CAIRO (AFP) — US President Barack Obama made a major gesture of conciliation to Iran on Thursday when he admitted US involvement in the 1953 coup which overthrew the government of Prime Minister Mohammad Mossadegh.
"In the middle of the Cold War, the United States played a role in the overthrow of a democratically elected Iranian government," Obama said in a keynote speech to the Muslim world in Cairo.
It was the first time a serving US president had publicly admitted American involvement in the coup.
The US Central Intelligence Agency, with British backing, masterminded the coup after Mossadegh nationalised the oil industry, run until then by the British-owned Anglo-Iranian Oil Company.

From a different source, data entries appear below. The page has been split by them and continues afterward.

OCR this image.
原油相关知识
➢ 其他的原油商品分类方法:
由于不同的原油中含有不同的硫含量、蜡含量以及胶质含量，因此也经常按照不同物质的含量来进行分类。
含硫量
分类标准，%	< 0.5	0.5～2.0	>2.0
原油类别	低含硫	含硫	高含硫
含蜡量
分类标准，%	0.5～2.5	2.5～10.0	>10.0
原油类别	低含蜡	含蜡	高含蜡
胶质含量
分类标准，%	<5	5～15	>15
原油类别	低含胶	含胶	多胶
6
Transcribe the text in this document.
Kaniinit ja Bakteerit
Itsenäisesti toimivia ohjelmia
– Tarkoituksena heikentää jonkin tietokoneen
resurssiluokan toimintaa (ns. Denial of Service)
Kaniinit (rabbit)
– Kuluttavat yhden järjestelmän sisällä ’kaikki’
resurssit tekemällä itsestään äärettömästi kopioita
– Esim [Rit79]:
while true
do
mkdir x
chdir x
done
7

For many Iranians, the coup demonstrated duplicity by the United States, which presented itself as a defender of freedom but did not hesitate to use underhand methods to get rid of a democratically elected government to suit its own economic and strategic interests.

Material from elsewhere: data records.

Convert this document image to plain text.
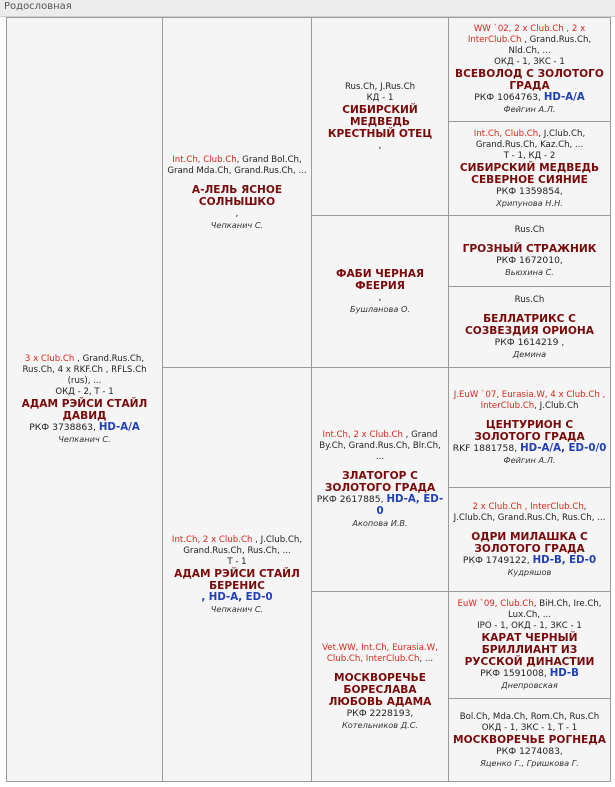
Родословная
3 x Club.Ch , Grand.Rus.Ch, Rus.Ch, 4 x RKF.Ch , RFLS.Ch (rus), ...
ОКД - 2, Т - 1
АДАМ РЭЙСИ СТАЙЛ ДАВИД
РКФ 3738863, HD-A/A
Чепканич С.
Int.Ch, Club.Ch, Grand Bol.Ch, Grand Mda.Ch, Grand.Rus.Ch, ...
А-ЛЕЛЬ ЯСНОЕ СОЛНЫШКО
,
Чепканич С.
Int.Ch, 2 x Club.Ch , J.Club.Ch, Grand.Rus.Ch, Rus.Ch, ...
Т - 1
АДАМ РЭЙСИ СТАЙЛ БЕРЕНИС
, HD-A, ED-0
Чепканич С.
Rus.Ch, J.Rus.Ch
КД - 1
СИБИРСКИЙ МЕДВЕДЬ КРЕСТНЫЙ ОТЕЦ
,
ФАБИ ЧЕРНАЯ ФЕЕРИЯ
,
Бушланова О.
Int.Ch, 2 x Club.Ch , Grand By.Ch, Grand.Rus.Ch, Blr.Ch, ...
ЗЛАТОГОР С ЗОЛОТОГО ГРАДА
РКФ 2617885, HD-A, ED-0
Акопова И.В.
Vet.WW, Int.Ch, Eurasia.W, Club.Ch, InterClub.Ch, ...
МОСКВОРЕЧЬЕ БОРЕСЛАВА ЛЮБОВЬ АДАМА
РКФ 2228193,
Котельников Д.С.
WW `02, 2 x Club.Ch , 2 x InterClub.Ch , Grand.Rus.Ch, Nld.Ch, ...
ОКД - 1, ЗКС - 1
ВСЕВОЛОД С ЗОЛОТОГО ГРАДА
РКФ 1064763, HD-A/A
Фейгин А.Л.
Int.Ch, Club.Ch, J.Club.Ch, Grand.Rus.Ch, Kaz.Ch, ...
Т - 1, КД - 2
СИБИРСКИЙ МЕДВЕДЬ СЕВЕРНОЕ СИЯНИЕ
РКФ 1359854,
Хрипунова Н.Н.
Rus.Ch
ГРОЗНЫЙ СТРАЖНИК
РКФ 1672010,
Вьюхина С.
Rus.Ch
БЕЛЛАТРИКС С СОЗВЕЗДИЯ ОРИОНА
РКФ 1614219 ,
Демина
J.EuW `07, Eurasia.W, 4 x Club.Ch , InterClub.Ch, J.Club.Ch
ЦЕНТУРИОН С ЗОЛОТОГО ГРАДА
RKF 1881758, HD-A/A, ED-0/0
Фейгин А.Л.
2 x Club.Ch , InterClub.Ch, J.Club.Ch, Grand.Rus.Ch, Rus.Ch, ...
ОДРИ МИЛАШКА С ЗОЛОТОГО ГРАДА
РКФ 1749122, HD-B, ED-0
Кудряшов
EuW `09, Club.Ch, BiH.Ch, Ire.Ch, Lux.Ch, ...
IPO - 1, ОКД - 1, ЗКС - 1
КАРАТ ЧЕРНЫЙ БРИЛЛИАНТ ИЗ РУССКОЙ ДИНАСТИИ
РКФ 1591008, HD-B
Днепровская
Bol.Ch, Mda.Ch, Rom.Ch, Rus.Ch
ОКД - 1, ЗКС - 1, Т - 1
МОСКВОРЕЧЬЕ РОГНЕДА
РКФ 1274083,
Яценко Г., Гришкова Г.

Washington went on to become the major backer of Shah Mohammad Reza Pahlavi, who was overthrown in the Islamic revolution of 1979.
Relations between the two countries have been severed ever since the revolution's aftermath and former president George W. Bush made the Tehran government part of his "axis of evil" with Saddam Hussein's Iraq and Stalinist North Korea.
But since he took office earlier this year, Obama has made repeated overtures to Iran, offering it a dialogue on its nuclear programme and other outstanding issues.